Though I can see that the chained mornings and the Latin in the mid-afternoons is very productive, I’m also seeing a desire in myself to get out more.  Kate had to sort of drop kick me into it, but now that she has I realize the path I’ve chosen will increasingly isolate me and us, if we’re not very intentional about getting out.

To that end I signed up us for a fund raiser for CSA Roots, apparently the former Community Design Center with which I did a lot of work in the late 70’s and early 80’s.  This fund-raiser features a hand-crafted, all locally sourced meal at the Heartland Restaurant across from the former site of the St. Paul Farmer’s Market.  Appropriately enough the dinner is on June 21st, the Summer Solstice.

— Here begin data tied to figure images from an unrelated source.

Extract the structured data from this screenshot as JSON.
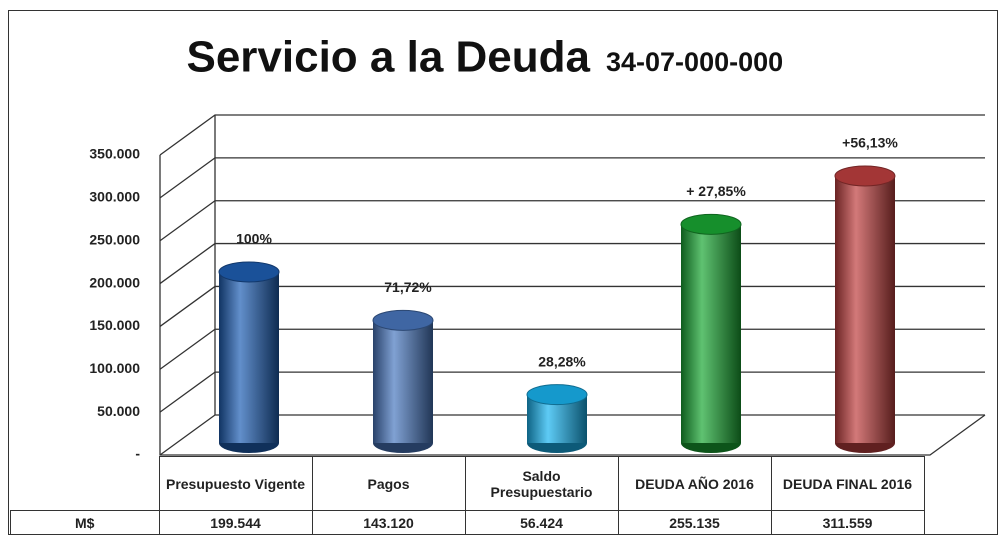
{
  "chart_data": {
    "type": "bar",
    "title": "Servicio a la Deuda",
    "subtitle": "34-07-000-000",
    "categories": [
      "Presupuesto Vigente",
      "Pagos",
      "Saldo Presupuestario",
      "DEUDA AÑO 2016",
      "DEUDA FINAL 2016"
    ],
    "values": [
      199544,
      143120,
      56424,
      255135,
      311559
    ],
    "value_labels": [
      "199.544",
      "143.120",
      "56.424",
      "255.135",
      "311.559"
    ],
    "annotations": [
      "100%",
      "71,72%",
      "28,28%",
      "+ 27,85%",
      "+56,13%"
    ],
    "unit_label": "M$",
    "colors": [
      "#1f5fb4",
      "#4a78c0",
      "#19b4f0",
      "#1aa834",
      "#c0403f"
    ],
    "ylim": [
      0,
      350000
    ],
    "yticks": [
      {
        "value": 0,
        "label": "-"
      },
      {
        "value": 50000,
        "label": "50.000"
      },
      {
        "value": 100000,
        "label": "100.000"
      },
      {
        "value": 150000,
        "label": "150.000"
      },
      {
        "value": 200000,
        "label": "200.000"
      },
      {
        "value": 250000,
        "label": "250.000"
      },
      {
        "value": 300000,
        "label": "300.000"
      },
      {
        "value": 350000,
        "label": "350.000"
      }
    ],
    "grid": true
  }
}
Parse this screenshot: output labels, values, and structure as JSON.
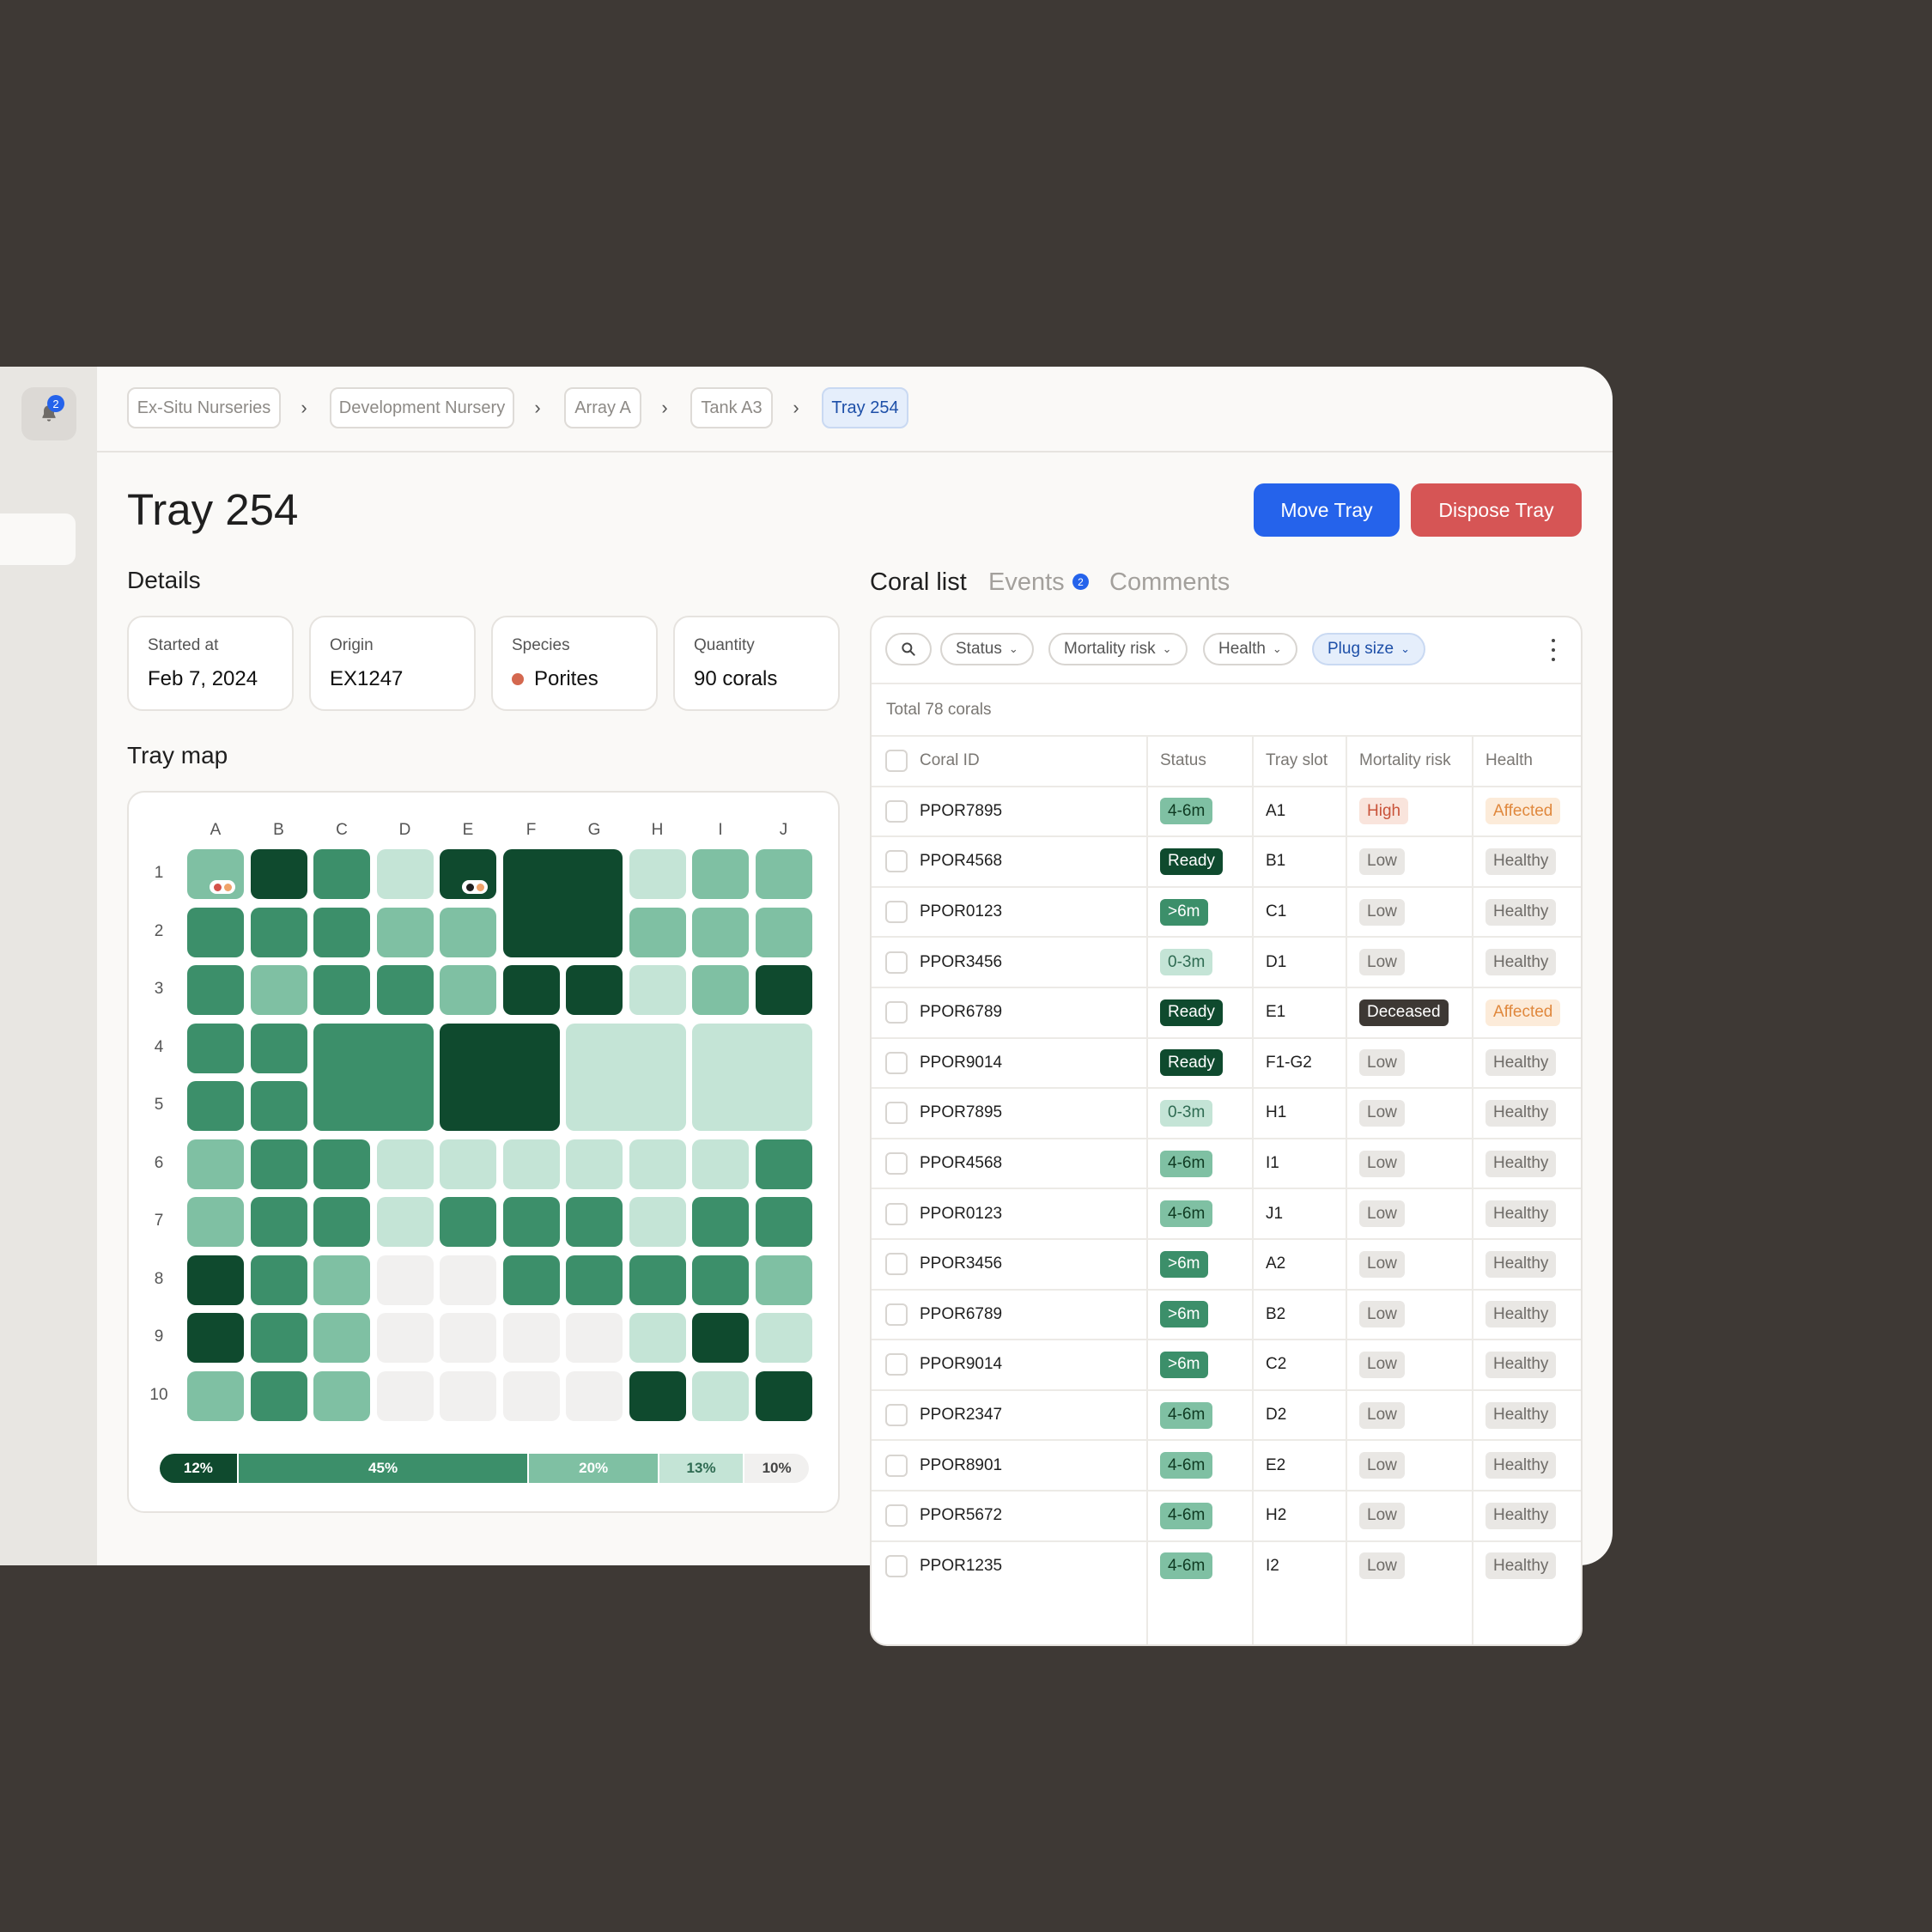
{
  "notifications": {
    "count": "2"
  },
  "breadcrumbs": [
    "Ex-Situ Nurseries",
    "Development Nursery",
    "Array A",
    "Tank A3",
    "Tray 254"
  ],
  "page": {
    "title": "Tray 254",
    "move_label": "Move Tray",
    "dispose_label": "Dispose Tray"
  },
  "details": {
    "heading": "Details",
    "cards": [
      {
        "label": "Started at",
        "value": "Feb 7, 2024"
      },
      {
        "label": "Origin",
        "value": "EX1247"
      },
      {
        "label": "Species",
        "value": "Porites"
      },
      {
        "label": "Quantity",
        "value": "90 corals"
      }
    ]
  },
  "tray_map": {
    "heading": "Tray map",
    "columns": [
      "A",
      "B",
      "C",
      "D",
      "E",
      "F",
      "G",
      "H",
      "I",
      "J"
    ],
    "rows": [
      "1",
      "2",
      "3",
      "4",
      "5",
      "6",
      "7",
      "8",
      "9",
      "10"
    ],
    "grid_levels": [
      [
        2,
        4,
        3,
        1,
        4,
        4,
        4,
        1,
        2,
        2
      ],
      [
        3,
        3,
        3,
        2,
        2,
        4,
        4,
        2,
        2,
        2
      ],
      [
        3,
        2,
        3,
        3,
        2,
        4,
        4,
        1,
        2,
        4
      ],
      [
        3,
        3,
        3,
        3,
        4,
        4,
        1,
        1,
        1,
        1
      ],
      [
        3,
        3,
        3,
        3,
        4,
        4,
        1,
        1,
        1,
        1
      ],
      [
        2,
        3,
        3,
        1,
        1,
        1,
        1,
        1,
        1,
        3
      ],
      [
        2,
        3,
        3,
        1,
        3,
        3,
        3,
        1,
        3,
        3
      ],
      [
        4,
        3,
        2,
        0,
        0,
        3,
        3,
        3,
        3,
        2
      ],
      [
        4,
        3,
        2,
        0,
        0,
        0,
        0,
        1,
        4,
        1
      ],
      [
        2,
        3,
        2,
        0,
        0,
        0,
        0,
        4,
        1,
        4
      ]
    ],
    "merged_blocks": [
      {
        "cells": "F1-G2",
        "level": 4
      },
      {
        "cells": "C4-D5",
        "level": 3
      },
      {
        "cells": "E4-F5",
        "level": 4
      },
      {
        "cells": "G4-H5",
        "level": 1
      },
      {
        "cells": "I4-J5",
        "level": 1
      }
    ],
    "markers": [
      {
        "cell": "A1",
        "colors": [
          "#d4524a",
          "#f0a36a"
        ]
      },
      {
        "cell": "E1",
        "colors": [
          "#1f1f1f",
          "#f0a36a"
        ]
      }
    ],
    "level_colors": [
      "#f1f0ef",
      "#c4e4d6",
      "#7fc0a3",
      "#3c8f6a",
      "#0f4a2e"
    ],
    "distribution": [
      {
        "label": "12%",
        "value": 12
      },
      {
        "label": "45%",
        "value": 45
      },
      {
        "label": "20%",
        "value": 20
      },
      {
        "label": "13%",
        "value": 13
      },
      {
        "label": "10%",
        "value": 10
      }
    ]
  },
  "tabs": [
    {
      "label": "Coral list",
      "active": true
    },
    {
      "label": "Events",
      "badge": "2"
    },
    {
      "label": "Comments"
    }
  ],
  "filters": [
    "Status",
    "Mortality risk",
    "Health",
    "Plug size"
  ],
  "active_filter": "Plug size",
  "total_label": "Total 78 corals",
  "table": {
    "headers": [
      "Coral ID",
      "Status",
      "Tray slot",
      "Mortality risk",
      "Health"
    ],
    "rows": [
      {
        "id": "PPOR7895",
        "status": "4-6m",
        "slot": "A1",
        "risk": "High",
        "health": "Affected"
      },
      {
        "id": "PPOR4568",
        "status": "Ready",
        "slot": "B1",
        "risk": "Low",
        "health": "Healthy"
      },
      {
        "id": "PPOR0123",
        "status": ">6m",
        "slot": "C1",
        "risk": "Low",
        "health": "Healthy"
      },
      {
        "id": "PPOR3456",
        "status": "0-3m",
        "slot": "D1",
        "risk": "Low",
        "health": "Healthy"
      },
      {
        "id": "PPOR6789",
        "status": "Ready",
        "slot": "E1",
        "risk": "Deceased",
        "health": "Affected"
      },
      {
        "id": "PPOR9014",
        "status": "Ready",
        "slot": "F1-G2",
        "risk": "Low",
        "health": "Healthy"
      },
      {
        "id": "PPOR7895",
        "status": "0-3m",
        "slot": "H1",
        "risk": "Low",
        "health": "Healthy"
      },
      {
        "id": "PPOR4568",
        "status": "4-6m",
        "slot": "I1",
        "risk": "Low",
        "health": "Healthy"
      },
      {
        "id": "PPOR0123",
        "status": "4-6m",
        "slot": "J1",
        "risk": "Low",
        "health": "Healthy"
      },
      {
        "id": "PPOR3456",
        "status": ">6m",
        "slot": "A2",
        "risk": "Low",
        "health": "Healthy"
      },
      {
        "id": "PPOR6789",
        "status": ">6m",
        "slot": "B2",
        "risk": "Low",
        "health": "Healthy"
      },
      {
        "id": "PPOR9014",
        "status": ">6m",
        "slot": "C2",
        "risk": "Low",
        "health": "Healthy"
      },
      {
        "id": "PPOR2347",
        "status": "4-6m",
        "slot": "D2",
        "risk": "Low",
        "health": "Healthy"
      },
      {
        "id": "PPOR8901",
        "status": "4-6m",
        "slot": "E2",
        "risk": "Low",
        "health": "Healthy"
      },
      {
        "id": "PPOR5672",
        "status": "4-6m",
        "slot": "H2",
        "risk": "Low",
        "health": "Healthy"
      },
      {
        "id": "PPOR1235",
        "status": "4-6m",
        "slot": "I2",
        "risk": "Low",
        "health": "Healthy"
      }
    ]
  },
  "colors": {
    "accent": "#2563eb",
    "danger": "#d65555"
  }
}
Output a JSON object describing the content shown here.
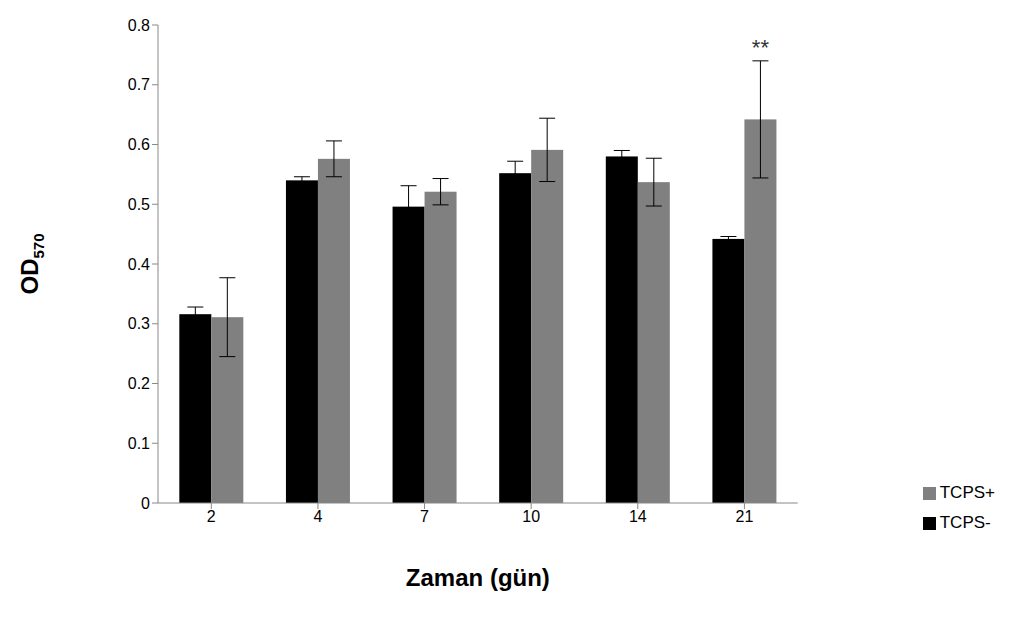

We’re also planning a trip into the American Swedish Institute this week to see the Sami exhibition and eat at the Institutes new restaurant.  Hmmm.  Do most of our activities involve food?  Which by the way is ok since I’ve lost at least 14 pounds on this lower carb diet in addition to increasing the nutrient load of my food consumption and, the point of it, lowering my blood sugar well below levels of concern.

 

 

Soil

Beltane                                                                            Early Growth Moon

The soil temps have exceeded 50 so I’ve got to get out there with the carrots and chard, hoping the tomatoes and peppers come soon.  They need to get in the ground.  I’m going to look at soil improvement over the next few years.  I’ve always done some amendments, composted manure goes on all my beds at the end of the growing season and I often lay it down as mulch once the temps get hot, then cover it with leaves, but I’ve not done any other fertilizing or soil supplementing, largely because I grow organic and I just don’t understand the organic soil supplement process.

Bill Schmidt hooked me up with some e-mails from an outfit in Farmington, International Ag Labs, and their stuff looks doable, though still somewhat complex for me.  I’ll need to look into it further, but it seems to have a focus that makes sense to me.  The basic thrust? Biosustainability created through soil improvement toward optimum soil health.  When you see the thin layer that is our atmosphere, the post below with the astronaut video, and then when you consider that it is the top six inches or so of soil that make plant life possible, you begin to understand how tiny is our margin of safety.

We can take active steps that ensure a healthy atmosphere and a healthy topsoil, why wouldn’t we do that?